Knowledge distillation has been adopted for language models as a response to the trend of building larger pretrained models efficiently. Qin et al. [
13] propose a knowledge inheritance (KI) framework that combines self-learning and teacher-guided learning to train large-scale language models using previously pretrained models. Its core idea relies on the inclusion of auxiliary supervision with a dynamically balancing weight to reduce the influence of the teacher model in the late stage of the training. Similarly, Chen et al. [
14] propose bert2BERT: a pretrained framework with the core idea of using smaller teachers to create a larger student model.

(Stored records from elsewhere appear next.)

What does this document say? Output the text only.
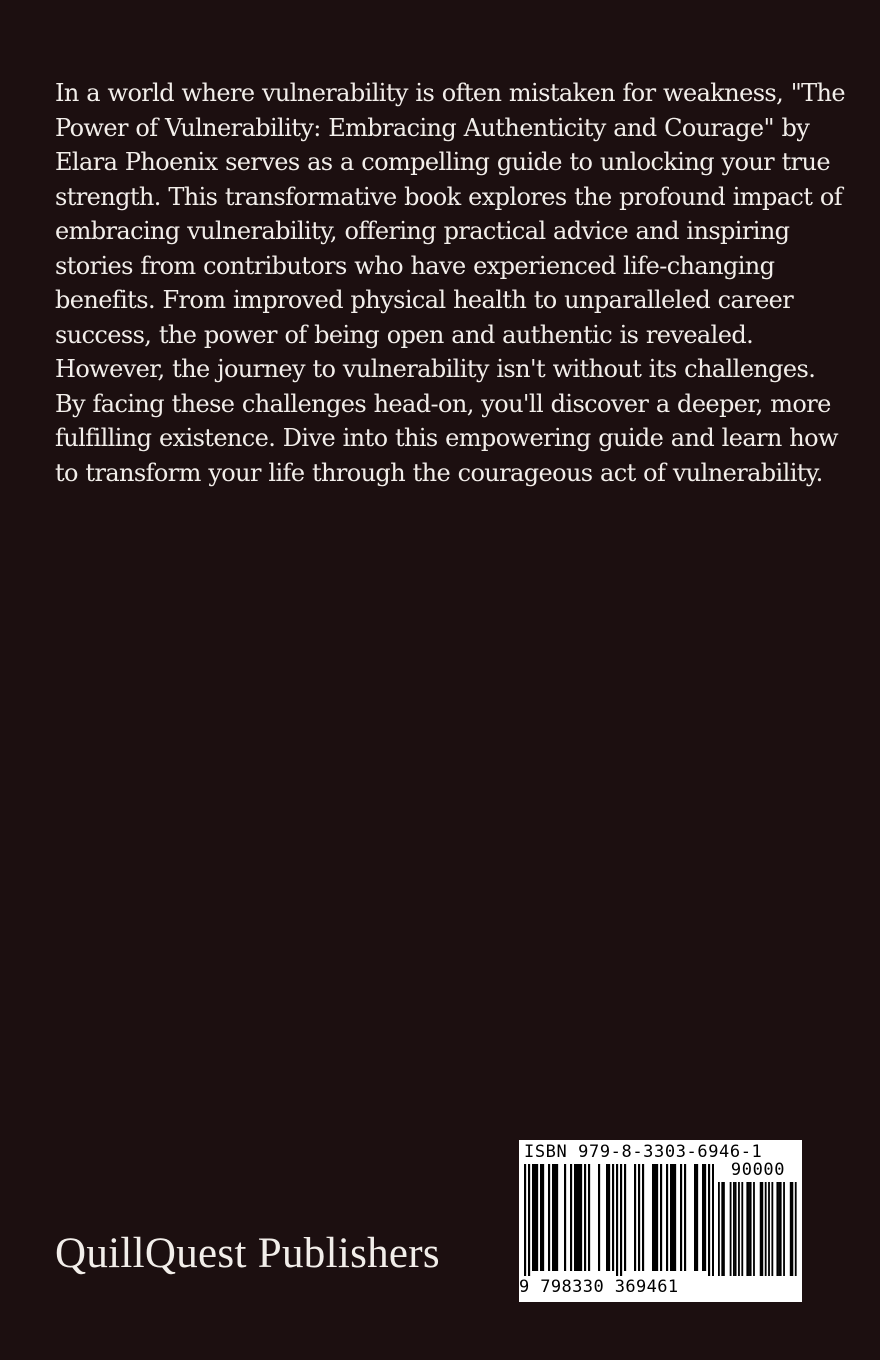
In a world where vulnerability is often mistaken for weakness, "The Power of Vulnerability: Embracing Authenticity and Courage" by Elara Phoenix serves as a compelling guide to unlocking your true strength. This transformative book explores the profound impact of embracing vulnerability, offering practical advice and inspiring stories from contributors who have experienced life-changing benefits. From improved physical health to unparalleled career success, the power of being open and authentic is revealed. However, the journey to vulnerability isn't without its challenges. By facing these challenges head-on, you'll discover a deeper, more fulfilling existence. Dive into this empowering guide and learn how to transform your life through the courageous act of vulnerability.

QuillQuest Publishers
ISBN 979-8-3303-6946-1
90000
9 798330 369461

Knowledge distillation has also been explored for image classification tasks. Xu et al. [
10] present SSKD, which combines self-supervision and knowledge distillation to enable a model-agnostic approach that outperforms the state-of-the-art models on the CIFAR100 dataset. Park et al. [
15] aim to understand what makes a teacher model friendly to a student to increase classification performance. Rajasegaran et al. [
16] explore a two-stage learning process to extract better model representations that enable good performance for few-shot learning tasks. Yang et al. [
56] explore using hierarchical self-supervised knowledge distillation that adds auxiliary classifiers to intermediate feature maps with the goal of generating diverse self-supervised knowledge that can be transferred to the student model. Xu et al. [
17] suggest collaborative knowledge distillation between the teacher model and a self-distillation process. Wen et al. [
57] introduce the concepts of knowledge adjustments and dynamic temperature distillation to penalize inadequate supervision and, therefore, improve student learning. Finally, self-supervised teaching assistants (SSTA) [
58] focus on improving visual transformers using two teacher heads, either supervised or self-supervised, along with a selection method to mimic the attention distribution.
Further research is required in other domains, but the success of knowledge distillation in language and image classification tasks shows potential usefulness in other fields. The MobileVos framework [
53] aims to achieve real-time object segmentation on resource-constrained devices by combining KD and contrastive learning. Zhang et al. [
52] focus on object detection using KD to address two fundamental problems: the imbalance between foreground and background pixels and the lack of consideration of the pixel’s relations. Domain generalization is explored by Huang et al. [
54], where the student is encouraged to learn image representations using the teacher’s learned text representations. Finally, Dadashzadeh et al. [
55] introduced auxSDX, which adds an auxiliary distillation pretraining phase for video representations. Our work is fundamentally different from auxSDX [
55] since its core contributions rely on the introduction of a novel self-supervised pretext task that uses the distilled knowledge from the teacher. In contrast, despite also working on a self-supervised methodology, we explore a more general and flexible way to include the guidance of the teacher model by focusing on using the logits to understand how the probability distributions differ between the models. Another difference is that in Dadashzadeh et al.’s [
55] work, the teacher and student models share the same architectural settings, which differs from our flexibility goal.